In the same sense AIXI is a mathematical formulation of a solution to the AGI problem, we don’t have a good idea of what FAI is supposed to be. As a working problem statement, I’m thinking of how to define “preference” for a given program (formal term), with this program representing an agent that imperfectly implements that preference, for example a human upload could be such a program. This “preference” needs to define criteria for decision-making on the unknown-physics real world from within a (temporary) computer environment with known semantics, in the same sense that a human could learn about what could/should be done in the real world while remaining inside a computer simulation, but having an I/O channel to interact with the outside, without prior knowledge of the physical laws.
I’m gradually writing up the idea of this direction of research on my blog. It’s vague, but there is some hope that it can put people into a more constructive state of mind about how to approach FAI.
Thanks (and upvoted) for the link to your blog posts about preference. They are some of the best pieces of writings I’ve seen on the topic. Why not post them (or the rest of the sequence) on Less Wrong? I’m pretty sure you’ll get a bigger audience and more feedback that way.

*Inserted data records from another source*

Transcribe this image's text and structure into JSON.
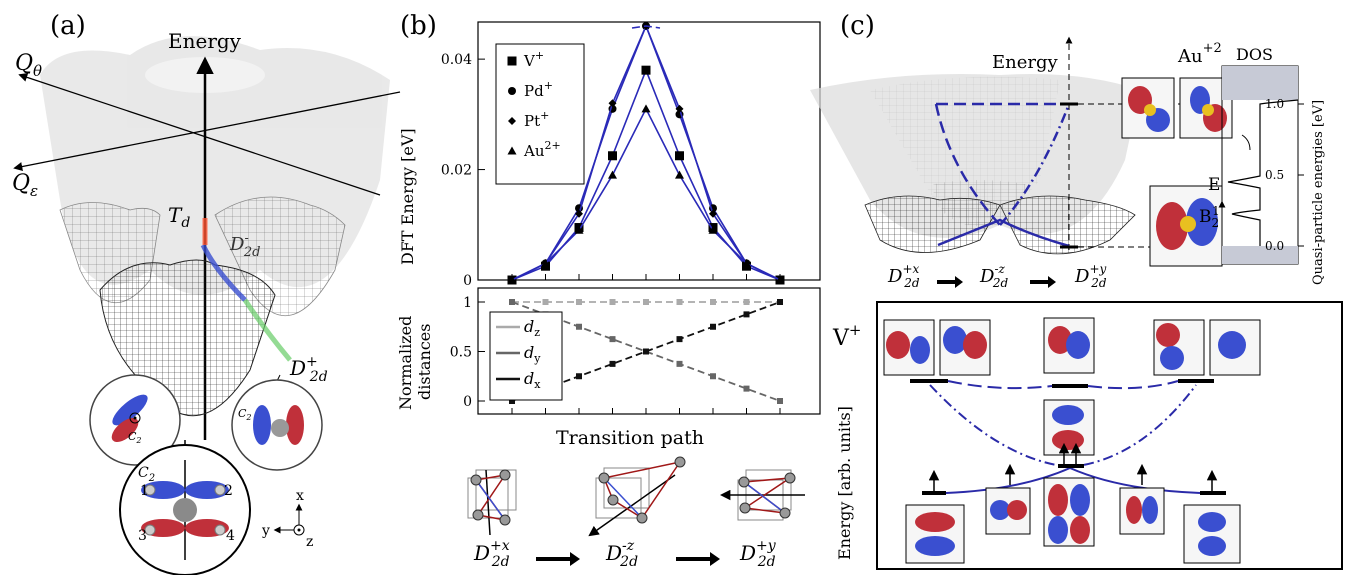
{
  "panels": {
    "a": {
      "label": "(a)",
      "axis_energy": "Energy",
      "axis_q_theta": "Q",
      "axis_q_theta_sub": "θ",
      "axis_q_eps": "Q",
      "axis_q_eps_sub": "ε",
      "td_label": "T",
      "td_sub": "d",
      "d2d_minus": "D",
      "d2d_minus_sub": "2d",
      "d2d_minus_sup": "-",
      "d2d_plus": "D",
      "d2d_plus_sub": "2d",
      "d2d_plus_sup": "+",
      "c2": "C",
      "c2_sub": "2",
      "atom_labels": [
        "1",
        "2",
        "3",
        "4"
      ],
      "coord_x": "x",
      "coord_y": "y",
      "coord_z": "z"
    },
    "b": {
      "label": "(b)",
      "top_chart_ylabel": "DFT Energy [eV]",
      "bottom_chart_ylabel_1": "Normalized",
      "bottom_chart_ylabel_2": "distances",
      "xlabel": "Transition path",
      "path_labels": [
        {
          "base": "D",
          "sub": "2d",
          "sup": "+x"
        },
        {
          "base": "D",
          "sub": "2d",
          "sup": "-z"
        },
        {
          "base": "D",
          "sub": "2d",
          "sup": "+y"
        }
      ]
    },
    "c": {
      "label": "(c)",
      "axis_energy": "Energy",
      "ion_label": "Au",
      "ion_charge": "+2",
      "dos_label": "DOS",
      "dos_ylabel": "Quasi-particle energies [eV]",
      "dos_ticks": [
        "1.0",
        "0.5",
        "0.0"
      ],
      "level_e": "E",
      "level_b2": "B",
      "level_b2_sub": "2",
      "level_b2_sup": "1",
      "path_labels": [
        {
          "base": "D",
          "sub": "2d",
          "sup": "+x"
        },
        {
          "base": "D",
          "sub": "2d",
          "sup": "-z"
        },
        {
          "base": "D",
          "sub": "2d",
          "sup": "+y"
        }
      ],
      "v_label": "V",
      "v_charge": "+",
      "box_ylabel": "Energy [arb. units]"
    }
  },
  "chart_data": [
    {
      "type": "line",
      "name": "dft-energy",
      "ylabel": "DFT Energy [eV]",
      "ylim": [
        0,
        0.046
      ],
      "yticks": [
        0,
        0.02,
        0.04
      ],
      "ytick_labels": [
        "0",
        "0.02",
        "0.04"
      ],
      "x": [
        0,
        1,
        2,
        3,
        4,
        5,
        6,
        7,
        8,
        9,
        10
      ],
      "legend_position": "top-left",
      "series": [
        {
          "name": "V",
          "name_sup": "+",
          "marker": "square",
          "values": [
            0,
            0.0025,
            0.0095,
            0.0225,
            0.038,
            0.038,
            0.0225,
            0.0095,
            0.0025,
            0,
            0
          ]
        },
        {
          "name": "Pd",
          "name_sup": "+",
          "marker": "circle",
          "values": [
            0,
            0.003,
            0.013,
            0.031,
            0.046,
            0.046,
            0.03,
            0.013,
            0.003,
            0,
            0
          ]
        },
        {
          "name": "Pt",
          "name_sup": "+",
          "marker": "diamond",
          "values": [
            0,
            0.003,
            0.012,
            0.032,
            0.046,
            0.046,
            0.031,
            0.012,
            0.003,
            0,
            0
          ]
        },
        {
          "name": "Au",
          "name_sup": "2+",
          "marker": "triangle",
          "values": [
            0,
            0.003,
            0.009,
            0.019,
            0.031,
            0.031,
            0.019,
            0.009,
            0.003,
            0,
            0
          ]
        }
      ]
    },
    {
      "type": "line",
      "name": "normalized-distances",
      "ylabel": "Normalized distances",
      "xlabel": "Transition path",
      "ylim": [
        0,
        1
      ],
      "yticks": [
        0,
        0.5,
        1
      ],
      "ytick_labels": [
        "0",
        "0.5",
        "1"
      ],
      "x": [
        0,
        1,
        2,
        3,
        4,
        5,
        6,
        7,
        8
      ],
      "series": [
        {
          "name": "d",
          "name_sub": "z",
          "color": "#aaaaaa",
          "values": [
            1,
            1,
            1,
            1,
            1,
            1,
            1,
            1,
            1
          ]
        },
        {
          "name": "d",
          "name_sub": "y",
          "color": "#666666",
          "values": [
            1,
            0.875,
            0.75,
            0.625,
            0.5,
            0.375,
            0.25,
            0.125,
            0
          ]
        },
        {
          "name": "d",
          "name_sub": "x",
          "color": "#111111",
          "values": [
            0,
            0.125,
            0.25,
            0.375,
            0.5,
            0.625,
            0.75,
            0.875,
            1
          ]
        }
      ]
    }
  ]
}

Thanks. I’ll probably post a link when I finish the current sequence—by current plan, it’s 5-7 posts to go. As is, I think this material is off-topic for Less Wrong and shouldn’t be posted here directly/in detail. If we had a transhumanist/singularitarian subreddit, it would be more appropriate.
What you are saying in the last sentence is that you estimate that there unlikely to be an attack for some time, which is a much stronger statement than “only that I don’t have one ready”, and actually is a probabilistic statement that no attack exists (“I didn’t mean to say no attack existed”). This statement feeds into the estimate that marginal value of investment in search for such an attack is very low at this time.
That seems to diminish the relevance of Hamming’s quote, since the problems he names are all ones where we have good reason to believe an attack doesn’t exist.
How long have you thought about it, to reach your confidence that you don’t have an attack?